Deakin's work with its complex composition and blend of environments is laced with architectural sensibilities reflecting a world that may seem dystopian or halfway to utopia depending on your perspective from a threshold. This is the main interest of his practice and here lies the contradiction in the quest for the idealised utopia. There is a reference to the work of the nineteenth century English architect, poet and writer William Morris' novel 'News From Nowhere' in the research for the paintings. Exploring the hybrid of the built / artificially constructed and the natural environment at the very intersection which they collide or rather fuse. The suggestion of nature's struggle and turn against the humanly constructed environment or even its reclamation through the ruins is avoided. We are presented with the point at which there is a momentary equal partnership - hybrid, threshold and land of nowhere. This intersection between the urban and the natural is highlighted with Deakin's signature dissolving effect. It is the re-imagining of a utopia of ruins rather than the expected dystopian viewscape
The technique and tonal sensibility employed in these works serves to draws in the viewer with a palette of pastel tones, mellow, soft and soothing hues that conjure up a sense of near-neutral yet heightened Romantism of nineteenth century traditional landscape paintings. Even with observations and investigation into the so-called 'edgelands' of abandoned railways, industrial scrubland or retail parks, Deakin attempts to dissolve these in his painting by creating spaces with a sense of vulnerability.

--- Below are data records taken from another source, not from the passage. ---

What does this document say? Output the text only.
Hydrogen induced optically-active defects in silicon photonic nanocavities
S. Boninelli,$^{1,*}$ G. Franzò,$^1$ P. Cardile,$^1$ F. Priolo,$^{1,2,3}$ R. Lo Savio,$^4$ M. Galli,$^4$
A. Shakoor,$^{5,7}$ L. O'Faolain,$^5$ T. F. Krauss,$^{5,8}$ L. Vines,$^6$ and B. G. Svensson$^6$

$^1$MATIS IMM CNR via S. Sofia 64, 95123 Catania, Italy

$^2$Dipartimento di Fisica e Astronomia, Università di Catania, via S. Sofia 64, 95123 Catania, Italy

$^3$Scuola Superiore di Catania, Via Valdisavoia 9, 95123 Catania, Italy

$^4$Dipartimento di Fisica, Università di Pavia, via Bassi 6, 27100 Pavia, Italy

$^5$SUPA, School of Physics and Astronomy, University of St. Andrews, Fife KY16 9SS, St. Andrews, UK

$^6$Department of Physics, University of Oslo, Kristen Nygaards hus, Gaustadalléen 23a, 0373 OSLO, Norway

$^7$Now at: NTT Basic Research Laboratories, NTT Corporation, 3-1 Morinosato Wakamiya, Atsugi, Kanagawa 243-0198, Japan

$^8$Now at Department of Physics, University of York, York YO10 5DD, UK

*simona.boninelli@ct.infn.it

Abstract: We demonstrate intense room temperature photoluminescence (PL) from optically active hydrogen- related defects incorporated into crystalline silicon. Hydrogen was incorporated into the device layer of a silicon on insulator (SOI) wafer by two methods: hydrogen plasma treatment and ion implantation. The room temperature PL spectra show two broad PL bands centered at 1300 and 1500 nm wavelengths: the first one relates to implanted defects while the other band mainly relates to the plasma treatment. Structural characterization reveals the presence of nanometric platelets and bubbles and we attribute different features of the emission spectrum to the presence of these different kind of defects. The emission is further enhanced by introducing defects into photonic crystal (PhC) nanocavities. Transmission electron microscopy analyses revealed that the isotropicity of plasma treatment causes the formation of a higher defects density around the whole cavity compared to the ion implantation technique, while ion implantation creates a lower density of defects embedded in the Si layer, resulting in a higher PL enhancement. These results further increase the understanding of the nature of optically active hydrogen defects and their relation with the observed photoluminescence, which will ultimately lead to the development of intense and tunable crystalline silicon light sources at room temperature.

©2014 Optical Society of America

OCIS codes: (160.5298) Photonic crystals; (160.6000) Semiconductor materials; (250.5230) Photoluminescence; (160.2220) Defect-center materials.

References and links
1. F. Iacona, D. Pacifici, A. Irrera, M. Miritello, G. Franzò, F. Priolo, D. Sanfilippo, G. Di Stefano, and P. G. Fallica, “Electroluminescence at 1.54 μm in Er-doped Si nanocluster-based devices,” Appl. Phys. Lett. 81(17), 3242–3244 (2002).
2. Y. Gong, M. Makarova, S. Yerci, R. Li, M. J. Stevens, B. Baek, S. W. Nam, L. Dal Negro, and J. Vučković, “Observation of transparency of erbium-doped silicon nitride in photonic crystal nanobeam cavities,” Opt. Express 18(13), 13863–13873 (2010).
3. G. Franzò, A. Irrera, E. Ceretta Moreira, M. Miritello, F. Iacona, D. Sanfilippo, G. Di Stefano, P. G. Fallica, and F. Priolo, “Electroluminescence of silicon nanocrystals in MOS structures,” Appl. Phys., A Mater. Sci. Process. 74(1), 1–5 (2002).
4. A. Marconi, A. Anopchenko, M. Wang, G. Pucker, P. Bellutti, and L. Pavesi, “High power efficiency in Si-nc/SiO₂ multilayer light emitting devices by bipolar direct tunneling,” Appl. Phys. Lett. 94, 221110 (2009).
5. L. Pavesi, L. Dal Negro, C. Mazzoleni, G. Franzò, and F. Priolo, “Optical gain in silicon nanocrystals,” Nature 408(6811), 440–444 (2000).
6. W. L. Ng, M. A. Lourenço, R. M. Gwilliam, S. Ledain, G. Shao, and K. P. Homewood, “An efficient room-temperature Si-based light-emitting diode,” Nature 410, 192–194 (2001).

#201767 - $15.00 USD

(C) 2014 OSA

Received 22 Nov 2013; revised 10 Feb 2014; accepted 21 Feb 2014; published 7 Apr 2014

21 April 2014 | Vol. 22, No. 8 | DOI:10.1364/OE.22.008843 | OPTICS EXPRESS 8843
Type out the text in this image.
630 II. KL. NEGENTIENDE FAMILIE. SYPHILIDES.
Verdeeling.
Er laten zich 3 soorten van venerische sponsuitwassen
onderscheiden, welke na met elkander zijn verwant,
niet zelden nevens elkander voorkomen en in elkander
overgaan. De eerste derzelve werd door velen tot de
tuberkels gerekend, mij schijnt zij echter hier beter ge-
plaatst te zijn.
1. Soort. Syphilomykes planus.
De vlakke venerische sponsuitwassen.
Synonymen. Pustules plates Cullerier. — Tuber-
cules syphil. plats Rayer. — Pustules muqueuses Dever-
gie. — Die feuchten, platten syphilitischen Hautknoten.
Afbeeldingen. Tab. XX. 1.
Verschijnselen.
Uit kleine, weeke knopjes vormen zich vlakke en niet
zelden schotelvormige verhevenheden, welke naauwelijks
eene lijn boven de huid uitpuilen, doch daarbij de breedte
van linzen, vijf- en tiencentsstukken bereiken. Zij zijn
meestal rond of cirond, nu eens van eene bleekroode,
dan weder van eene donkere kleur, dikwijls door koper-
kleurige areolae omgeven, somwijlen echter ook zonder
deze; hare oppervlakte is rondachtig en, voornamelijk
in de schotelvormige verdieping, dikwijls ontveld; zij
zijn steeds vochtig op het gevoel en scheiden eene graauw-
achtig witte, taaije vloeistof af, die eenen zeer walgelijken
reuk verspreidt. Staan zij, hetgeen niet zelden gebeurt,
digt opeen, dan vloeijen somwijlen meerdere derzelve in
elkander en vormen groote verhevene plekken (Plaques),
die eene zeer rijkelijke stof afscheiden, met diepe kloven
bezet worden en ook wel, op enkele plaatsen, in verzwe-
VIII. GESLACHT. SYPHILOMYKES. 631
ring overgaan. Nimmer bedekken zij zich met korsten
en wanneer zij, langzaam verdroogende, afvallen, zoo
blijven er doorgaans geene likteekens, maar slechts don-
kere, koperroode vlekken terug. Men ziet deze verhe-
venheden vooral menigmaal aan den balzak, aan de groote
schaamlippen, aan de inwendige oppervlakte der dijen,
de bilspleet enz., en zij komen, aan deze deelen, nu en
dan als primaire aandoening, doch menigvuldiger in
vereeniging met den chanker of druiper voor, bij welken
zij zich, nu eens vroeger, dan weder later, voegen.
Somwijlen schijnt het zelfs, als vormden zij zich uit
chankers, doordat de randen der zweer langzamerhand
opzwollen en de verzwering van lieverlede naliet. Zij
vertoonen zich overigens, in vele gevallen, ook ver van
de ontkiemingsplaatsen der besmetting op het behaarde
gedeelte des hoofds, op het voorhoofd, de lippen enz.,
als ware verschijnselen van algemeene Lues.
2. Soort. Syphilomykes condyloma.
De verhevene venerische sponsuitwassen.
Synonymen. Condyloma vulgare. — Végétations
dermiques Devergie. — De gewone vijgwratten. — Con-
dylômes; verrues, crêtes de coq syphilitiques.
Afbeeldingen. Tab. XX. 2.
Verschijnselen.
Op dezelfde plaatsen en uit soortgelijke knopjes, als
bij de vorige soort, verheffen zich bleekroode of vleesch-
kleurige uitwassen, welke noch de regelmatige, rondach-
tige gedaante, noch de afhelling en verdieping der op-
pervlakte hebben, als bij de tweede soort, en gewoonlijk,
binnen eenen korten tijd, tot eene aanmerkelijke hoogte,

In the painting 'Navigator' we witness the state of an artificial giant cube juxtaposition against natural rocky planes as that very volume dissolving through a secondary plane creating an oscillation in the perceived distance and depth. This conflicting vanishing points lends itself to Deakin's continued exploration of thresholds. On the other hand, in the 'Multiplier' the perception of distance constantly shifts through the destabilisation of the flat illusionary surface. The entire environment seem to be melting or dissolving into a single matter as the internal wasteland ruin merges with the external natural environment. Nature providing the draping melting curtains over the artificial man-made intervention of brick wall and interior ruins. This paradox is a consistent strand in Deakin's paintings. As in previous works where we have seen mountain scenes reminiscence of nineteenth century paintings of Yosemite National Park or the Rocky mountains juxtaposition against debris and gravel piles of the Canadian gold-mines that the artist observed first hand.
Overall, these pictures of hybrid spaces seem to suggest that what is perceived as reality is only a projection of our imagination, alluding to the fact that the quest for utopia is one that can probably never be realised.